Definition
A variable resistor in which a sliding contact moves along a length of resistance wire, tapping off a voltage that varies with the contact's position. It is used in aircraft instruments and control systems to convert mechanical position into a proportional electrical signal.
Plain English
A device with a wire and a sliding pointer. As the pointer moves along the wire, the electrical signal it sends out changes. This lets the system measure where something is by reading the voltage.
Context Anchor
Seen in aircraft electrical, instrument, and maintenance discussions where a system needs to sense or send position information.
Derivation
Potentiometer comes from 'potential' (voltage) and '-meter' (to measure) -- a device that measures or divides voltage. 'Slide-wire' describes how it does it: a contact slides along a length of wire rather than rotating like a knob-style potentiometer.
Why Pilots Care
Many cockpit indications -- fuel level, flap position, trim position -- rely on slide-wire potentiometers to send accurate position data to the gauge.

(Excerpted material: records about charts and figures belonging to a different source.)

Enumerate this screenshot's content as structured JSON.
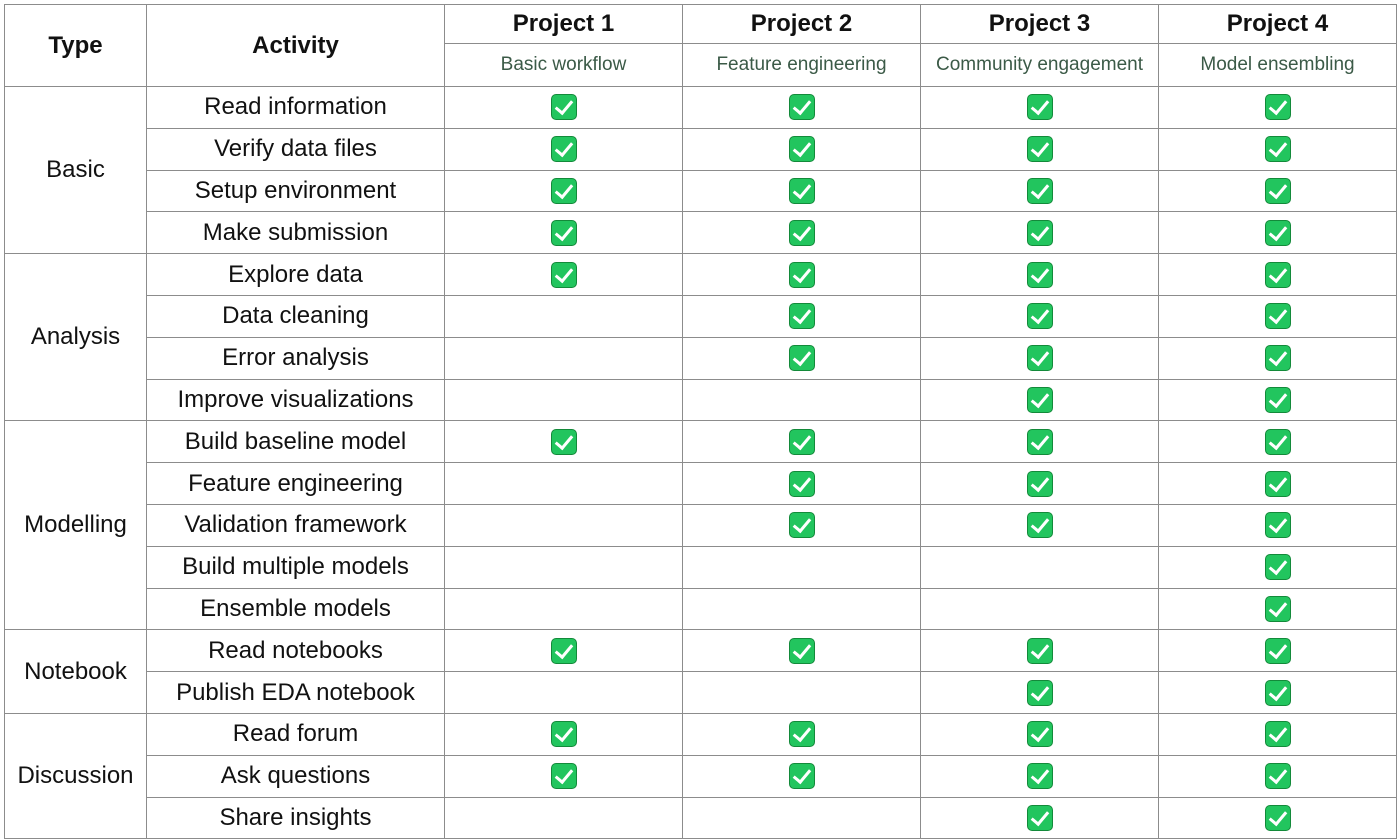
{
  "headers": {
    "type": "Type",
    "activity": "Activity",
    "projects": [
      {
        "name": "Project 1",
        "subtitle": "Basic workflow"
      },
      {
        "name": "Project 2",
        "subtitle": "Feature engineering"
      },
      {
        "name": "Project 3",
        "subtitle": "Community engagement"
      },
      {
        "name": "Project 4",
        "subtitle": "Model ensembling"
      }
    ]
  },
  "groups": [
    {
      "type": "Basic",
      "activities": [
        {
          "name": "Read information",
          "checks": [
            true,
            true,
            true,
            true
          ]
        },
        {
          "name": "Verify data files",
          "checks": [
            true,
            true,
            true,
            true
          ]
        },
        {
          "name": "Setup environment",
          "checks": [
            true,
            true,
            true,
            true
          ]
        },
        {
          "name": "Make submission",
          "checks": [
            true,
            true,
            true,
            true
          ]
        }
      ]
    },
    {
      "type": "Analysis",
      "activities": [
        {
          "name": "Explore data",
          "checks": [
            true,
            true,
            true,
            true
          ]
        },
        {
          "name": "Data cleaning",
          "checks": [
            false,
            true,
            true,
            true
          ]
        },
        {
          "name": "Error analysis",
          "checks": [
            false,
            true,
            true,
            true
          ]
        },
        {
          "name": "Improve visualizations",
          "checks": [
            false,
            false,
            true,
            true
          ]
        }
      ]
    },
    {
      "type": "Modelling",
      "activities": [
        {
          "name": "Build baseline model",
          "checks": [
            true,
            true,
            true,
            true
          ]
        },
        {
          "name": "Feature engineering",
          "checks": [
            false,
            true,
            true,
            true
          ]
        },
        {
          "name": "Validation framework",
          "checks": [
            false,
            true,
            true,
            true
          ]
        },
        {
          "name": "Build multiple models",
          "checks": [
            false,
            false,
            false,
            true
          ]
        },
        {
          "name": "Ensemble models",
          "checks": [
            false,
            false,
            false,
            true
          ]
        }
      ]
    },
    {
      "type": "Notebook",
      "activities": [
        {
          "name": "Read notebooks",
          "checks": [
            true,
            true,
            true,
            true
          ]
        },
        {
          "name": "Publish EDA notebook",
          "checks": [
            false,
            false,
            true,
            true
          ]
        }
      ]
    },
    {
      "type": "Discussion",
      "activities": [
        {
          "name": "Read forum",
          "checks": [
            true,
            true,
            true,
            true
          ]
        },
        {
          "name": "Ask questions",
          "checks": [
            true,
            true,
            true,
            true
          ]
        },
        {
          "name": "Share insights",
          "checks": [
            false,
            false,
            true,
            true
          ]
        }
      ]
    }
  ],
  "icons": {
    "check": "check-mark-icon"
  },
  "colors": {
    "check_fill": "#22c55e",
    "border": "#8c8c8c",
    "subtitle_text": "#3b5a47"
  }
}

When a reading drifts, sticks, or jumps, a worn or dirty slide-wire is often the cause.
Analogy
It works much like an old-style volume slider on a radio: as the slider moves, the electrical output changes smoothly from low to high.
Intuition Check
A slide-wire potentiometer does not make electrical power. It changes or measures an existing electrical signal based on where the sliding contact is.
Example Sentence 1
The flap position indicator gets its signal from a slide-wire potentiometer mounted on the flap actuator.
Example Sentence 2
During instrument overhaul the technician checked the resistance range of the slide-wire potentiometer to confirm smooth operation across the full travel.